Танкисты знали, что неподалеку застрял еще один "ИС" — неисправный, но с экипажем и работающей рацией. Азаичевского и командира орудия Николая (кстати, его земляка, еще до войны знакомы были) отрядили в тот сломанный танк, чтобы вызвать по радио помощь.
— Думаю про себя: "Отрываться от танка во всем черном на белом снегу, а там целый батальон строчит..." Но приказы не обсуждают,— вспоминает Евгений Александрович.— И мы побежали. Потом Николая ранило в шею. Голова у него набок и нет равновесия. Ноги ходят, а координация отсутствует: "Женька, добей! Не бросай!" Обхватил его, пошли вместе дальше,— говорит Азаичевский.— А немцы наперерез. Их человек пять вышли на дорогу. Я из автомата двоих положил. Но немецкой пулей мне попало в кожух на автомате и согнуло его. Немецкий офицер кричит: "Русь хенде хох!" А я Кольке говорю: "Не бойся, или вдвоем выберемся, или вдвоем здесь умрем". Бросил в немцев гранату, успел нырнуть в какую-то яму и Кольку с собой. А тут уже и танкисты поврежденного танка помогли огнем: территория эта из него хорошо простреливалась. В общем, связались со своими по рации, вызвали бронетранспортер и санитаров. И взяв подкрепление с поврежденного танка, пошли назад к своему, застрявшему.

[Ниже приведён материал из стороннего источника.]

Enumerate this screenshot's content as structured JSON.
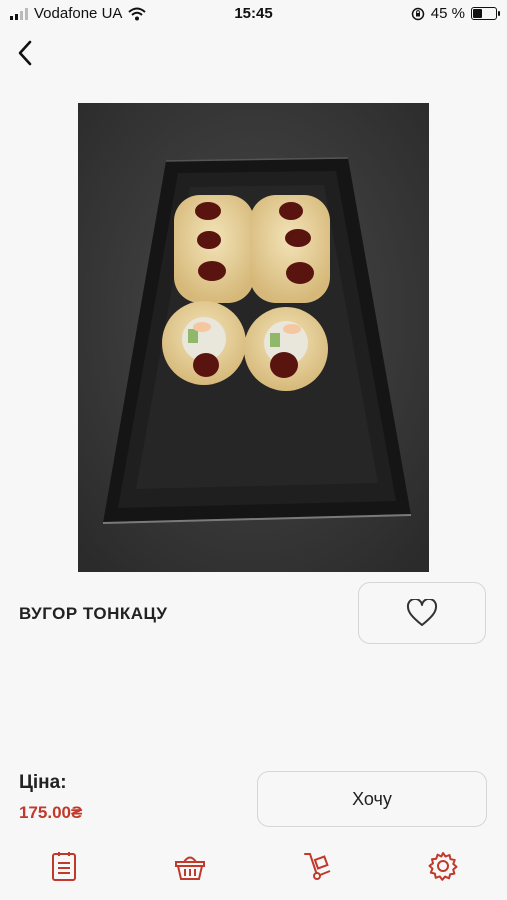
{
  "status_bar": {
    "carrier": "Vodafone UA",
    "time": "15:45",
    "battery_percent_text": "45 %",
    "battery_level": 0.45
  },
  "navigation": {
    "back_icon": "chevron-left-icon"
  },
  "product": {
    "image_description_icon": "product-photo",
    "title": "ВУГОР ТОНКАЦУ",
    "favorite_icon": "heart-outline-icon"
  },
  "price": {
    "label": "Ціна:",
    "value": "175.00₴"
  },
  "actions": {
    "want_label": "Хочу"
  },
  "tab_bar": {
    "items": [
      {
        "icon": "menu-list-icon"
      },
      {
        "icon": "basket-icon"
      },
      {
        "icon": "delivery-cart-icon"
      },
      {
        "icon": "settings-gear-icon"
      }
    ]
  },
  "colors": {
    "accent": "#c0392b",
    "background": "#f7f7f7",
    "border": "#d6d6d6"
  }
}
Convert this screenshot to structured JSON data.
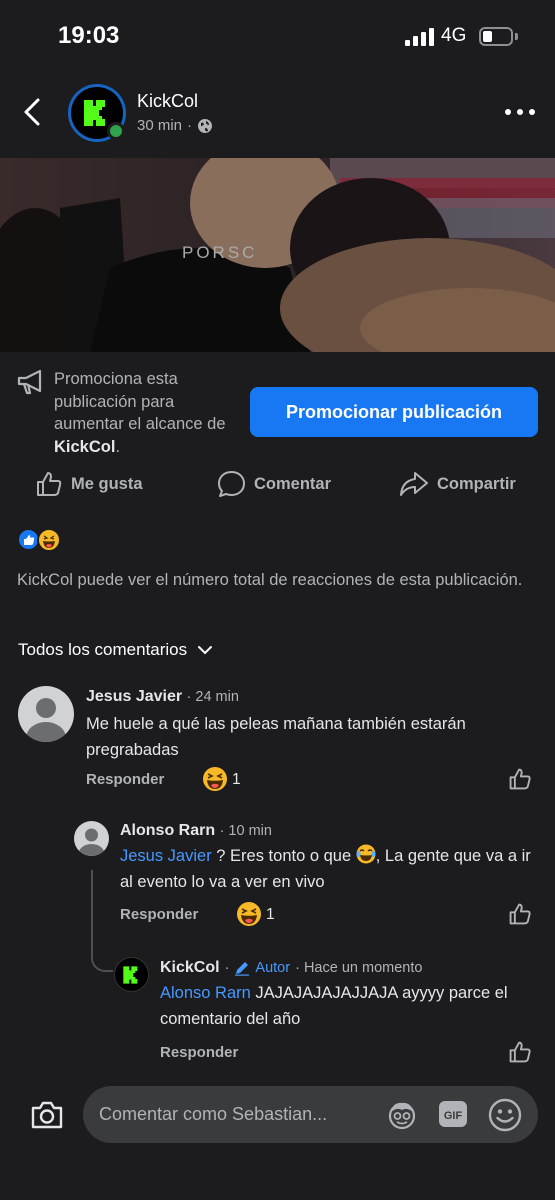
{
  "status_bar": {
    "time": "19:03",
    "network": "4G"
  },
  "post": {
    "page_name": "KickCol",
    "time_ago": "30 min",
    "separator": "·"
  },
  "promote": {
    "text_before": "Promociona esta publicación para aumentar el alcance de ",
    "text_bold": "KickCol",
    "text_after": ".",
    "button_label": "Promocionar publicación"
  },
  "actions": {
    "like": "Me gusta",
    "comment": "Comentar",
    "share": "Compartir"
  },
  "reaction_note": "KickCol puede ver el número total de reacciones de esta publicación.",
  "filter_label": "Todos los comentarios",
  "comments": [
    {
      "author": "Jesus Javier",
      "time": "· 24 min",
      "text": "Me huele a qué las peleas mañana también estarán pregrabadas",
      "reply_label": "Responder",
      "reaction_count": "1"
    },
    {
      "author": "Alonso Rarn",
      "time": "· 10 min",
      "mention": "Jesus Javier",
      "text_part1": " ? Eres tonto o que ",
      "text_part2": ", La gente que va a ir al evento lo va a ver en vivo",
      "reply_label": "Responder",
      "reaction_count": "1"
    },
    {
      "author": "KickCol",
      "dot": "·",
      "badge": "Autor",
      "time": "· Hace un momento",
      "mention": "Alonso Rarn",
      "text": " JAJAJAJAJAJJAJA ayyyy parce el comentario del año",
      "reply_label": "Responder"
    }
  ],
  "composer": {
    "placeholder": "Comentar como Sebastian..."
  },
  "colors": {
    "accent": "#1877f2",
    "mention": "#4599ff",
    "background": "#1c1c1e",
    "brand_green": "#53fc18"
  }
}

— Видим: по его башне немецкий офицер ходит, солдаты вокруг бегают. У них противотанкового оружия нет, но решили, видимо, взорвать. У меня душа вон, поскольку внутри люди оставались. Вылезти не могут: через верхний люк будут выходить — пули настигнут, а через днище не вылезешь — танк на брюхе сидит в снегу. Отогнали немцев очередью из ручного пулемета, но рвануть заряд они все-таки успели — подложили гранаты под направляющее колесо-ленивец. Но для ИС это семечки, оторвало только кусок брони с заднего колеса. Тут бронетранспортер подошел, немцы разбежались.
— У меня душа поет: за спасение командира в бою хорошая награда бывает. Только не было никакой награды: раненых отправили в госпиталь, командира нашего полка куда-то забрали, его заместителя — перевели. Но я был до того рад, что остался живой, что виду не подавал,— рассказывает Евгений Александрович.
И добавляет мечтательно: ведь до сих пор еще можно восстановить справедливость — командир орудия Николай, в том бою спасенный, жив до сих пор. Евгений Азаичевский точно знает, потому что бывшие земляки. Правда, теперь Николай уже не в Добрянке живет, а в городе Иваново, на улице Набережной...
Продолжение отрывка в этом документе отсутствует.